ASP trips are coordinated by our Campus Ministry office with significant help from parents, faculty, and alumni. Each year, several recent alumni serve as team leaders for the trip along with at least one teacher from St. Anselm's. If you are interested in learning more about the Appalachia Service Project at St. Anselm's, or if you may be interested in serving as a leader, contact the coordinator of Campus Ministry and Service, John Goldberg.
Respect for the dignity of each person as created by God is central to the teachings of Saint Benedict and serves as the cornerstone of the values that are fostered throughout our school community.
The service program at St. Anselm's Abbey School is uniquely suited to foster the values of a Benedictine education. As Saint Benedict advises in his Rule, “Let all guests who arrive be received as Christ, because He will say: ‘I was a stranger and you took Me in’ (Mt 25:35).”

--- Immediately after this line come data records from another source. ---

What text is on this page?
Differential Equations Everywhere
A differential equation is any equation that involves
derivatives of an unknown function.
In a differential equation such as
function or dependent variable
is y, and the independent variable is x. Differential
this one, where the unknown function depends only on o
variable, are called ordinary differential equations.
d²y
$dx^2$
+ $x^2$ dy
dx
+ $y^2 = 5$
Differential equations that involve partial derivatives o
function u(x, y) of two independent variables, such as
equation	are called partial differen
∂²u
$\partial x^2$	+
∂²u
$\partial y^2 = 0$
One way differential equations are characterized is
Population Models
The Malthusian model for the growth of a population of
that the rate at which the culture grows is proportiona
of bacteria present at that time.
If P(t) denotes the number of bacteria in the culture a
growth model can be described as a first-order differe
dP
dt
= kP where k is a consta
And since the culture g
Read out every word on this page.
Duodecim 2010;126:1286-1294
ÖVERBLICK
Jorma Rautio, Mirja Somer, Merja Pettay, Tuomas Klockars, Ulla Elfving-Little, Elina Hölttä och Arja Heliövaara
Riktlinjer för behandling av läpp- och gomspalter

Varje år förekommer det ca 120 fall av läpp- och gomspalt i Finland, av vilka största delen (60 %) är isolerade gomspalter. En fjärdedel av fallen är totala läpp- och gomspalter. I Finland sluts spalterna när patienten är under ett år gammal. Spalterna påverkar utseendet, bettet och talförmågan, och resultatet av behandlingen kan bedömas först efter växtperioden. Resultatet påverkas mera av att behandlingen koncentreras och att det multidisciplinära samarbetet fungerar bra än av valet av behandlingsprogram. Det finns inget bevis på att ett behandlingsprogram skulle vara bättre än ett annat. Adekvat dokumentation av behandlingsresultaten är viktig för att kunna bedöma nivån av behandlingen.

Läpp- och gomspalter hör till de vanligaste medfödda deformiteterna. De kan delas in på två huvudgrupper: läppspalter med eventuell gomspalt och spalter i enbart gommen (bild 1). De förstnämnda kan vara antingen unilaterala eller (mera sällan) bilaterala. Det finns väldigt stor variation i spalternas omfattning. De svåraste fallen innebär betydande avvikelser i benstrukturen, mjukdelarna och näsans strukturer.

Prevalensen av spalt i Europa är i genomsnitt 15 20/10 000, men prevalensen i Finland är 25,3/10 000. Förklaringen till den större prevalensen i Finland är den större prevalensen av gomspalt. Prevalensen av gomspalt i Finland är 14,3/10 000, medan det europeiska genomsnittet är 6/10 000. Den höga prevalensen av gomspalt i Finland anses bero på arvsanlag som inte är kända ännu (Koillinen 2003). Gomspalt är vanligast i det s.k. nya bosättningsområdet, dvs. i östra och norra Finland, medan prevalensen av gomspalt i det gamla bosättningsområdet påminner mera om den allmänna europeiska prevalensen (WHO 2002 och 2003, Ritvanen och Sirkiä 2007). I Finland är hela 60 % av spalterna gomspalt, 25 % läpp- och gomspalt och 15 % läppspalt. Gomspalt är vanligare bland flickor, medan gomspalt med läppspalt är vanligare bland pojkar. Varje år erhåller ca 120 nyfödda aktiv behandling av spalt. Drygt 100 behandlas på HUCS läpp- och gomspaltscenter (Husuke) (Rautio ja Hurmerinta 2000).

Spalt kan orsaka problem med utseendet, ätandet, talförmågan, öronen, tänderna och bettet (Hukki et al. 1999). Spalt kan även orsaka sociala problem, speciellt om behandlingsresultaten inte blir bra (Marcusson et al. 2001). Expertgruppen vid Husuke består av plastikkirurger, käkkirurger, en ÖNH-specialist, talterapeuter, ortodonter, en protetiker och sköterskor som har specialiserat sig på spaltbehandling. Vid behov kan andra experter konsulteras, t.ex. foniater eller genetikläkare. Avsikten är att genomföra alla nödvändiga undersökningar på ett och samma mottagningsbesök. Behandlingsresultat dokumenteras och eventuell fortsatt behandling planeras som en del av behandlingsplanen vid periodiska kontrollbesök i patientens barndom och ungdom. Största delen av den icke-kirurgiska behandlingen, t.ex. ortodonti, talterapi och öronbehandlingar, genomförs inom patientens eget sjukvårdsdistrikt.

For over 30 years now, St. Anselm’s Abbey School has had in place a unique service program for all Fifth and Sixth Form students. Every Tuesday morning, all juniors and seniors leave campus to serve those in need in our own community. Students choose sites where the work has an interest for them – tutoring, assisting the elderly or disabled, food pantry manual work etc.
Most schools with service programs require a defined number of service hours to be performed at sites located by the students or their parents and on their own time. We view the use of class hours and our students’ regular presence at the sites was a valuable way of witnessing to our commitment to importance of community service education. We have also found that the service sites come to rely of the regular arrival on Tuesdays of “the Abbey guys” to plan their own work distribution internally.
Our juniors and seniors work at 13 agency locations in the Fort Totten, Brookland, Hyattsville, and Petworth neighborhoods. Students are engaged in various types of service based on their preferences and interests. We have students interacting with the elderly and those who are disabled at a nursing home, tutoring in elementary schools, mentoring in childcare centers, examining and fighting against food deserts in community gardens, and giving tours at the National Shrine of the Immaculate Conception.
We encourage our students to reflect after serving just as Edmund Burke says, "Serving without reflecting is like eating without digesting." We hold periodic reflection sessions for the students in the program to share experiences and to reflect with one another on the value to those they serve and to themselves from participation in the program.